In this paper, a new type of FRCM material was proposed, and the mechanical properties of the reinforcement material were tested. A 1/2 scale model was designed and manufactured, and the mechanical properties of the materials used in the model were tested and analyzed. Shaking table tests were carried out on the model specimens before and after the reinforcement of the FRCM layer. The dynamic characteristics, failure modes, acceleration response and displacement response of the two model structures under different seismic actions were compared and analyzed. The effectiveness of the layer reinforcement with FRCM material was verified, providing a new type of reinforcement material and reinforcement method for the seismic reinforcement of single-story timber-framed masonry structures, and this method has the value of popularization and a range of applications. The main conclusions are as follows:

• Under the action of an eight-degree rare earthquake of Landers wave, M1 is seriously damaged and the overall performance is poor. When M2 is loaded to the level of a nine-degree rare earthquake, it is damaged, but there is no collapse of the structure or its components, which maintain good integrity. The integrity of the model structure is enhanced by the reinforcement of the FRCM layer.

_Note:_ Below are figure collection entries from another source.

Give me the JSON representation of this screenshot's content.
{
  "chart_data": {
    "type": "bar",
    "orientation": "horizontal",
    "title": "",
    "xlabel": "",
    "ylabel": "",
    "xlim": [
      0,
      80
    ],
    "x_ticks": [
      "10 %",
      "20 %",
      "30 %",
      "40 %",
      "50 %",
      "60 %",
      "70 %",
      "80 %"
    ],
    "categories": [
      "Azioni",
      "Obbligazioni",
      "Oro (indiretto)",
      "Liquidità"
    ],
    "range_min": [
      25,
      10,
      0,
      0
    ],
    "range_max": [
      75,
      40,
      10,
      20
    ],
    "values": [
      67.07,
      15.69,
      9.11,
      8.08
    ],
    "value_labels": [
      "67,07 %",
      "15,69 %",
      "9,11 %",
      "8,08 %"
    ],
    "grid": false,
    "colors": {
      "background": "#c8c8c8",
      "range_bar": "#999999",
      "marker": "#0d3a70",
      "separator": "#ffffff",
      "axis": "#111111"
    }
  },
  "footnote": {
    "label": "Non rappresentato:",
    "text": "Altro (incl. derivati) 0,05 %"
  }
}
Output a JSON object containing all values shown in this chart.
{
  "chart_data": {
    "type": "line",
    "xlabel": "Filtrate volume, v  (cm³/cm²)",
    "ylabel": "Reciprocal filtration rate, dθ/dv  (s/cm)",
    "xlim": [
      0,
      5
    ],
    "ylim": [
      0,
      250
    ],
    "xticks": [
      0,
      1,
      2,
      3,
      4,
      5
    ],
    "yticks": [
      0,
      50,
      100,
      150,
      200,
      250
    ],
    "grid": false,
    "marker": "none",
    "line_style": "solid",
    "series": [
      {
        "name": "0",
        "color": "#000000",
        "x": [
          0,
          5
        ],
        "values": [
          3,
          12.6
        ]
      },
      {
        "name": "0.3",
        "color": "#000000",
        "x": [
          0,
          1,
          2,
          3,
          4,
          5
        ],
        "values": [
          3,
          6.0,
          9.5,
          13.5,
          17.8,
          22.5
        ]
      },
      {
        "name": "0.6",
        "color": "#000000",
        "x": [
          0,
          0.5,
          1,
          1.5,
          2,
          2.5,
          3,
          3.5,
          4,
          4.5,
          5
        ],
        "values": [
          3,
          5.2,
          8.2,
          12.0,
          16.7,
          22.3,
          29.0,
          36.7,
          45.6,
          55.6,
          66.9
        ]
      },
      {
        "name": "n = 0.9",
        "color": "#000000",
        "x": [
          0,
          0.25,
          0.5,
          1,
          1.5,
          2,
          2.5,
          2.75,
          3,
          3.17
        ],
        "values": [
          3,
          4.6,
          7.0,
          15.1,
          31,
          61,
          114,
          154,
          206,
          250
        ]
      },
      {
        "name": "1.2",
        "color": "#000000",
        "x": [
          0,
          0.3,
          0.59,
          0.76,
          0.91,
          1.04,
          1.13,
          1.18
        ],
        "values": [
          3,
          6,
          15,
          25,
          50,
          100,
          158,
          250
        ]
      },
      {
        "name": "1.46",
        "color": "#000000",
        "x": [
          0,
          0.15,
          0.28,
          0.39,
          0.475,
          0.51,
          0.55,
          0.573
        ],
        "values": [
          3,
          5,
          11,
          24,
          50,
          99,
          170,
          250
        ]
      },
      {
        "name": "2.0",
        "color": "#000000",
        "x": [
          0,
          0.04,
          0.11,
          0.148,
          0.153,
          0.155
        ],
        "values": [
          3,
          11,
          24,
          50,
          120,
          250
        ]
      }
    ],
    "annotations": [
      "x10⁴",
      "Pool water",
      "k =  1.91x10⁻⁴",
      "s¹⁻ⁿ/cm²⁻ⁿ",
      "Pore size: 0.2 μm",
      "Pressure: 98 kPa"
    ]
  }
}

• Under the same intensity of earthquake, the interlayer displacement of M2 in X- and Y-directions is significantly smaller than that of M1. When M1 is destroyed, the inter-layer displacement angles in X- and Y-directions reach 1/98 and 1/577, respectively, and the inter-layer displacement angle of M2 is only 1/2 that of M1. The deformation capacity of the model structure is significantly improved by the reinforcement of the FRCM layer.
• After loading, the natural frequencies of M1 in X- and Y-directions are 14.160 Hz and 12.890 Hz, respectively. The initial natural frequencies of M2 are 18.592 Hz and 16.786 Hz. The natural frequencies of X- and Y-directions are increased by 31.30% and 30.22%, respectively. The stiffness and seismic performance of the model structure can be greatly improved by the reinforcement of the FRCM layer.
• After the earthquake action, the cracks of M1 mainly appear on the load-bearing gables on both sides, while the cracks of M2 are mainly concentrated on the rear longitudinal wall, and there are no obvious stress cracks on the load-bearing gables on both sides, indicating the effectiveness of the reinforcement method. However, the front eaves of the eastern gable are slightly flashed. The main consideration is that the connection between the gables is slightly insufficient, and further follow-up research should be considered to strengthen the treatment. This reinforcement method is only suitable for the reinforcement of a single-story timber-framed masonry structure, and our research group is currently working on the reinforcement of multi-story timber-framed masonry structures.

The use of an FRCM layer to reinforce an earthquake-damaged single-story timber-framed masonry structure significantly enhanced the stiffness of the gable wall and improved the structural integrity. It therefore meets the seismic design objectives of “operational under the design minor seismic intensity, repairable damage under the design seismic precautionary intensity, and collapse prevention under the design rare seismic intensity”. The FRCM layer has a good effect on strengthening single-story timber-framed masonry structures and has promotion value.